As I sit in my towel, after a hot shower, too tired to put on pajamas, after practicing yoga for 90 minutes in a 105 degree room with several of my coworkers at lululemon athletica, I realize one thing: I am exhausted. I still have reading to do for my assessment class tomorrow evening, which I will attend after a full day of being at field. I’ve decided that it will have to wait until the one-hour period between leaving field and starting class. Right now, my body, soul, and mind ache for rest.
This semester, I am enrolled in 12 credit hours, attending my field placement two full days a week, and also working at lululemon athletica (a fitness clothing store) in Highland Village between 2-4 days a week. All the while, I am trying to maintain my sanity as well as have some form of a social and spiritual life. Through my yoga practice, I have learned that not only is balance an important aspect of many asanas, or poses, but it is also an imperative part of life, especially one of a graduate student in social work. When one aspect of life is out of balance with the others, you might feel unsettled, stressed, anxious, worried, or any combination of these emotions.
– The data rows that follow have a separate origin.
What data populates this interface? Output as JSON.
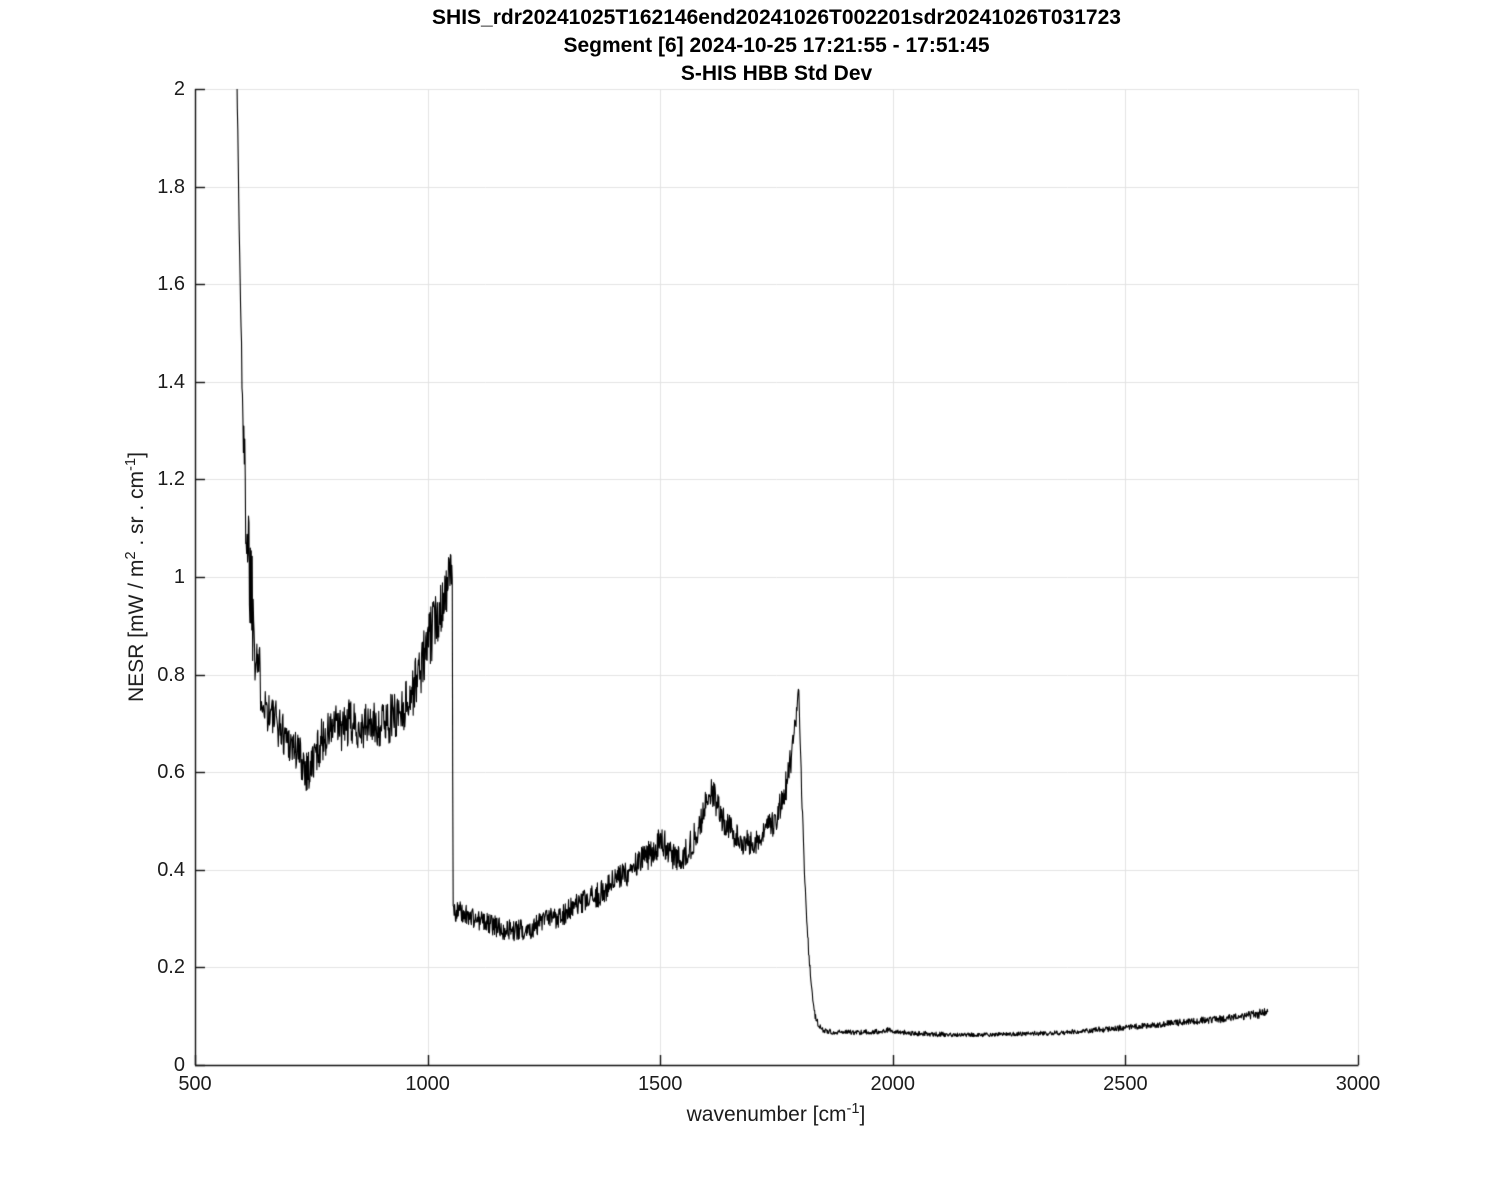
{
  "window": {
    "background": "#ffffff"
  },
  "header": {
    "title_line1": "SHIS_rdr20241025T162146end20241026T002201sdr20241026T031723",
    "title_line2": "Segment [6] 2024-10-25 17:21:55 - 17:51:45",
    "title_line3": "S-HIS HBB Std Dev"
  },
  "chart_data": {
    "type": "line",
    "title": "SHIS_rdr20241025T162146end20241026T002201sdr20241026T031723 / Segment [6] 2024-10-25 17:21:55 - 17:51:45 / S-HIS HBB Std Dev",
    "xlabel_segments": [
      {
        "t": "wavenumber [cm"
      },
      {
        "sup": "-1"
      },
      {
        "t": "]"
      }
    ],
    "ylabel_segments": [
      {
        "t": "NESR [mW / m"
      },
      {
        "sup": "2"
      },
      {
        "t": " . sr . cm"
      },
      {
        "sup": "-1"
      },
      {
        "t": "]"
      }
    ],
    "xlim": [
      500,
      3000
    ],
    "ylim": [
      0,
      2
    ],
    "xticks": {
      "values": [
        500,
        1000,
        1500,
        2000,
        2500,
        3000
      ],
      "labels": [
        "500",
        "1000",
        "1500",
        "2000",
        "2500",
        "3000"
      ]
    },
    "yticks": {
      "values": [
        0,
        0.2,
        0.4,
        0.6,
        0.8,
        1,
        1.2,
        1.4,
        1.6,
        1.8,
        2
      ],
      "labels": [
        "0",
        "0.2",
        "0.4",
        "0.6",
        "0.8",
        "1",
        "1.2",
        "1.4",
        "1.6",
        "1.8",
        "2"
      ]
    },
    "grid": true,
    "legend": "none",
    "colors": {
      "line": "#000000",
      "grid": "#e3e3e3",
      "axis": "#111111",
      "text": "#1c1c1c"
    },
    "series": [
      {
        "name": "S-HIS HBB Std Dev",
        "noise_seed": 1337,
        "sample_step_wavenumber": 1.0,
        "keypoints_format": [
          "wavenumber_cm-1",
          "mean_nesr",
          "noise_amplitude"
        ],
        "keypoints": [
          [
            590,
            2.05,
            0.02
          ],
          [
            592,
            1.9,
            0.03
          ],
          [
            595,
            1.72,
            0.04
          ],
          [
            598,
            1.55,
            0.05
          ],
          [
            602,
            1.38,
            0.06
          ],
          [
            606,
            1.22,
            0.09
          ],
          [
            612,
            1.1,
            0.13
          ],
          [
            618,
            1.02,
            0.15
          ],
          [
            624,
            0.95,
            0.13
          ],
          [
            630,
            0.88,
            0.1
          ],
          [
            638,
            0.8,
            0.07
          ],
          [
            645,
            0.76,
            0.05
          ],
          [
            655,
            0.73,
            0.05
          ],
          [
            670,
            0.71,
            0.045
          ],
          [
            690,
            0.68,
            0.045
          ],
          [
            710,
            0.655,
            0.045
          ],
          [
            730,
            0.625,
            0.05
          ],
          [
            742,
            0.605,
            0.05
          ],
          [
            750,
            0.61,
            0.05
          ],
          [
            760,
            0.64,
            0.045
          ],
          [
            772,
            0.665,
            0.045
          ],
          [
            786,
            0.68,
            0.045
          ],
          [
            800,
            0.695,
            0.045
          ],
          [
            815,
            0.685,
            0.045
          ],
          [
            830,
            0.7,
            0.05
          ],
          [
            845,
            0.695,
            0.045
          ],
          [
            860,
            0.69,
            0.045
          ],
          [
            875,
            0.7,
            0.045
          ],
          [
            890,
            0.695,
            0.045
          ],
          [
            905,
            0.7,
            0.05
          ],
          [
            920,
            0.71,
            0.05
          ],
          [
            935,
            0.72,
            0.05
          ],
          [
            950,
            0.735,
            0.05
          ],
          [
            965,
            0.76,
            0.055
          ],
          [
            980,
            0.8,
            0.055
          ],
          [
            995,
            0.845,
            0.06
          ],
          [
            1010,
            0.89,
            0.06
          ],
          [
            1025,
            0.935,
            0.06
          ],
          [
            1040,
            0.975,
            0.055
          ],
          [
            1048,
            1.0,
            0.05
          ],
          [
            1053,
            1.02,
            0.035
          ],
          [
            1054.5,
            0.33,
            0.02
          ],
          [
            1060,
            0.315,
            0.022
          ],
          [
            1080,
            0.31,
            0.022
          ],
          [
            1100,
            0.3,
            0.022
          ],
          [
            1130,
            0.29,
            0.022
          ],
          [
            1160,
            0.28,
            0.022
          ],
          [
            1190,
            0.275,
            0.022
          ],
          [
            1220,
            0.28,
            0.022
          ],
          [
            1250,
            0.295,
            0.024
          ],
          [
            1280,
            0.305,
            0.024
          ],
          [
            1310,
            0.32,
            0.025
          ],
          [
            1340,
            0.335,
            0.025
          ],
          [
            1370,
            0.35,
            0.027
          ],
          [
            1400,
            0.375,
            0.028
          ],
          [
            1430,
            0.395,
            0.028
          ],
          [
            1455,
            0.415,
            0.03
          ],
          [
            1475,
            0.43,
            0.03
          ],
          [
            1495,
            0.45,
            0.032
          ],
          [
            1506,
            0.46,
            0.032
          ],
          [
            1520,
            0.435,
            0.03
          ],
          [
            1535,
            0.42,
            0.028
          ],
          [
            1550,
            0.43,
            0.028
          ],
          [
            1565,
            0.45,
            0.03
          ],
          [
            1580,
            0.48,
            0.03
          ],
          [
            1595,
            0.52,
            0.032
          ],
          [
            1607,
            0.565,
            0.032
          ],
          [
            1618,
            0.545,
            0.03
          ],
          [
            1632,
            0.51,
            0.03
          ],
          [
            1648,
            0.485,
            0.028
          ],
          [
            1665,
            0.465,
            0.028
          ],
          [
            1682,
            0.455,
            0.026
          ],
          [
            1700,
            0.455,
            0.026
          ],
          [
            1715,
            0.465,
            0.028
          ],
          [
            1730,
            0.48,
            0.028
          ],
          [
            1745,
            0.5,
            0.03
          ],
          [
            1760,
            0.535,
            0.032
          ],
          [
            1772,
            0.575,
            0.034
          ],
          [
            1782,
            0.625,
            0.036
          ],
          [
            1790,
            0.685,
            0.03
          ],
          [
            1796,
            0.755,
            0.015
          ],
          [
            1798,
            0.775,
            0.008
          ],
          [
            1802,
            0.62,
            0.02
          ],
          [
            1806,
            0.5,
            0.02
          ],
          [
            1810,
            0.4,
            0.015
          ],
          [
            1815,
            0.3,
            0.012
          ],
          [
            1820,
            0.22,
            0.01
          ],
          [
            1826,
            0.15,
            0.008
          ],
          [
            1832,
            0.105,
            0.007
          ],
          [
            1840,
            0.082,
            0.006
          ],
          [
            1850,
            0.071,
            0.005
          ],
          [
            1870,
            0.068,
            0.005
          ],
          [
            1900,
            0.067,
            0.005
          ],
          [
            1930,
            0.067,
            0.005
          ],
          [
            1960,
            0.068,
            0.005
          ],
          [
            1988,
            0.072,
            0.006
          ],
          [
            2010,
            0.068,
            0.005
          ],
          [
            2050,
            0.065,
            0.005
          ],
          [
            2100,
            0.063,
            0.005
          ],
          [
            2150,
            0.062,
            0.004
          ],
          [
            2200,
            0.062,
            0.004
          ],
          [
            2250,
            0.063,
            0.004
          ],
          [
            2300,
            0.064,
            0.005
          ],
          [
            2350,
            0.066,
            0.005
          ],
          [
            2400,
            0.069,
            0.005
          ],
          [
            2450,
            0.073,
            0.006
          ],
          [
            2500,
            0.077,
            0.006
          ],
          [
            2550,
            0.081,
            0.006
          ],
          [
            2600,
            0.086,
            0.007
          ],
          [
            2650,
            0.09,
            0.007
          ],
          [
            2700,
            0.094,
            0.008
          ],
          [
            2740,
            0.098,
            0.008
          ],
          [
            2770,
            0.102,
            0.009
          ],
          [
            2795,
            0.106,
            0.01
          ],
          [
            2806,
            0.112,
            0.004
          ]
        ]
      }
    ]
  }
}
Balance is an important part of my personal self-care plan. I will admit though, school can sometimes take up a greater amount of my time than my other commitments and activities. But that is to be expected. When this happens, I simply take notice and make adjustments accordingly, if possible.
For many of my colleagues, especially in the flex/part-time degree plan, juggling all these things and more is part of their every day life. Some of my colleagues have full time jobs, husbands or wives, and children. This blog entry is especially for you. My advice: take time to LISTEN to your body. As we often tell our clients, you are the expert of your unique situation or story. Do what you need to do to take care of yourself, which includes trying to balance your many life obligations. It will not be easy, but it is very important to do. Use a calendar or daily planner. Schedule in time for YOU. And as always, try to maintain boundaries. If you’ve set aside time to take care of yourself, then follow through and don’t feel bad for not taking on other tasks, chores, or obligations. Pay attention to your body and emotions. It is the best compass available to point you in the direction of where you need to be.